The Voronoi polygon algorithm propagates the polygons to the extent of the input layer (the points), which means some massive polygons. The majority of those massive polygons are nonsense data - we can't have any confidence that the values there are reasonable just because the value at a point a long way away is X (and that happens to be the nearest point sampled).
Potential solutions:
- set a single universal maximum distance from node point, so the polygons would be rounded out instead of continue.
- set a dynamic maximum distance based on nearby points... but I suspect that'd get complicated quick.
I'm not sure how to do this though. The Voronois are created by an algorithm in QGis, using the points as input. But the resulting voronoi polygons layer doesn't know where the points are. There doesn't look to be an option for this in the algorithm (Python function), sadly.
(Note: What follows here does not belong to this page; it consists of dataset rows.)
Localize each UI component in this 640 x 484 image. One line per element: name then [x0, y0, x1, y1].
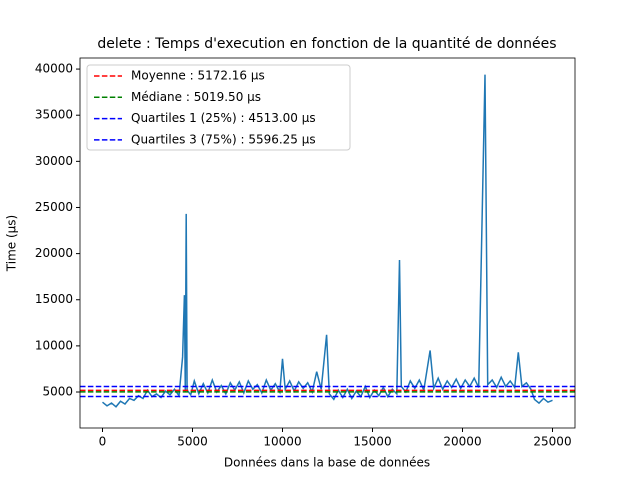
- x-tick-label: 0: [99, 435, 107, 449]
- y-tick-label: 25000: [35, 200, 73, 214]
- y-tick-label: 15000: [35, 292, 73, 306]
- y-tick-label: 5000: [42, 385, 73, 399]
- x-tick-label: 5000: [177, 435, 208, 449]
- data-line: [102, 74, 553, 408]
- y-axis-label: Time (µs): [5, 215, 19, 272]
- x-tick-label: 10000: [263, 435, 301, 449]
- x-tick-label: 20000: [443, 435, 481, 449]
- y-tick-label: 35000: [35, 108, 73, 122]
- chart-title: delete : Temps d'execution en fonction d…: [97, 36, 556, 52]
- y-tick-label: 10000: [35, 338, 73, 352]
- legend-label: Quartiles 3 (75%) : 5596.25 µs: [131, 132, 316, 146]
- legend-label: Quartiles 1 (25%) : 4513.00 µs: [131, 111, 316, 125]
- x-tick-label: 25000: [533, 435, 571, 449]
- x-axis-label: Données dans la base de données: [224, 456, 430, 470]
- y-tick-label: 20000: [35, 246, 73, 260]
- legend-box: [86, 64, 351, 151]
- legend-label: Médiane : 5019.50 µs: [131, 90, 261, 104]
- plot-frame: [79, 57, 576, 429]
- x-tick-label: 15000: [353, 435, 391, 449]
- legend-label: Moyenne : 5172.16 µs: [131, 69, 265, 83]
- y-tick-label: 40000: [35, 62, 73, 76]
- y-tick-label: 30000: [35, 154, 73, 168]
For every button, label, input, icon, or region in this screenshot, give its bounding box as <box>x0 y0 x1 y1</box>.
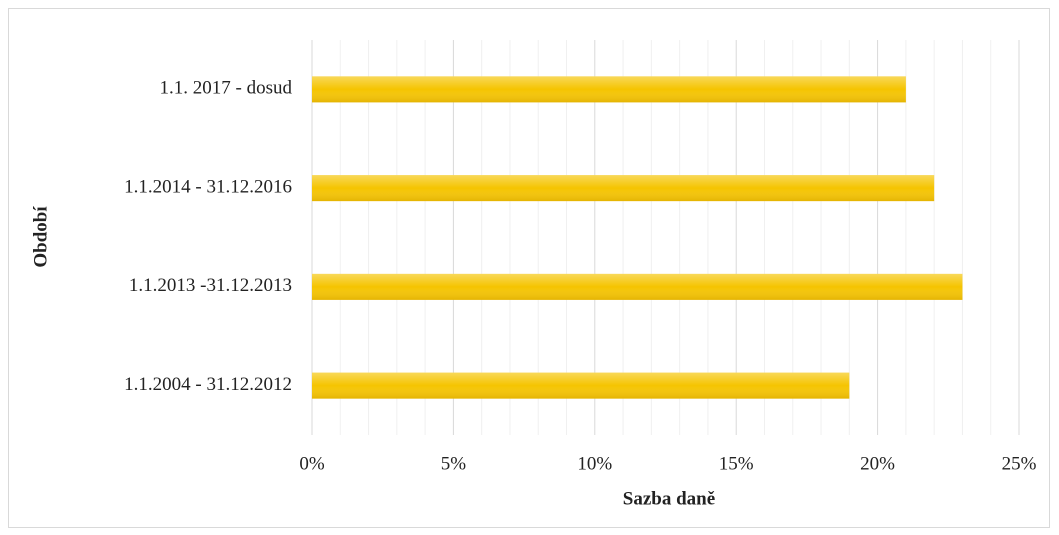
x-tick-label: 10% <box>577 453 612 474</box>
y-tick-label: 1.1.2004 - 31.12.2012 <box>124 374 292 395</box>
y-tick-label: 1.1.2013 -31.12.2013 <box>129 275 292 296</box>
x-axis-title: Sazba daně <box>623 488 715 509</box>
y-tick-label: 1.1. 2017 - dosud <box>160 78 293 99</box>
bar-shade <box>312 76 906 103</box>
bar-shade <box>312 273 963 300</box>
x-tick-label: 5% <box>441 453 467 474</box>
y-axis-title: Období <box>30 206 51 268</box>
y-tick-label: 1.1.2014 - 31.12.2016 <box>124 176 292 197</box>
x-tick-label: 15% <box>719 453 754 474</box>
x-tick-label: 25% <box>1002 453 1037 474</box>
bar-shade <box>312 372 850 399</box>
x-tick-label: 0% <box>299 453 325 474</box>
x-tick-label: 20% <box>860 453 895 474</box>
bar-shade <box>312 175 935 202</box>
Possibly I could attach the input points to the output Voronoi somehow, to act as centroids for step 2. Step 2: apply some kind of buffering algorithm to each polygon, i.e. "set extent to be the current bounds or a circle of Y radius, whichever's smallest.
Has anyone ever done this?
Voronois being untrustable at a certain projection distance seems like something others would have had to deal with.
This picture shows points around Florida, USA. Easy to remove the centre by masking land, but I need ocean points to append to a grid and lots of them are going to be unreasonable/wrong.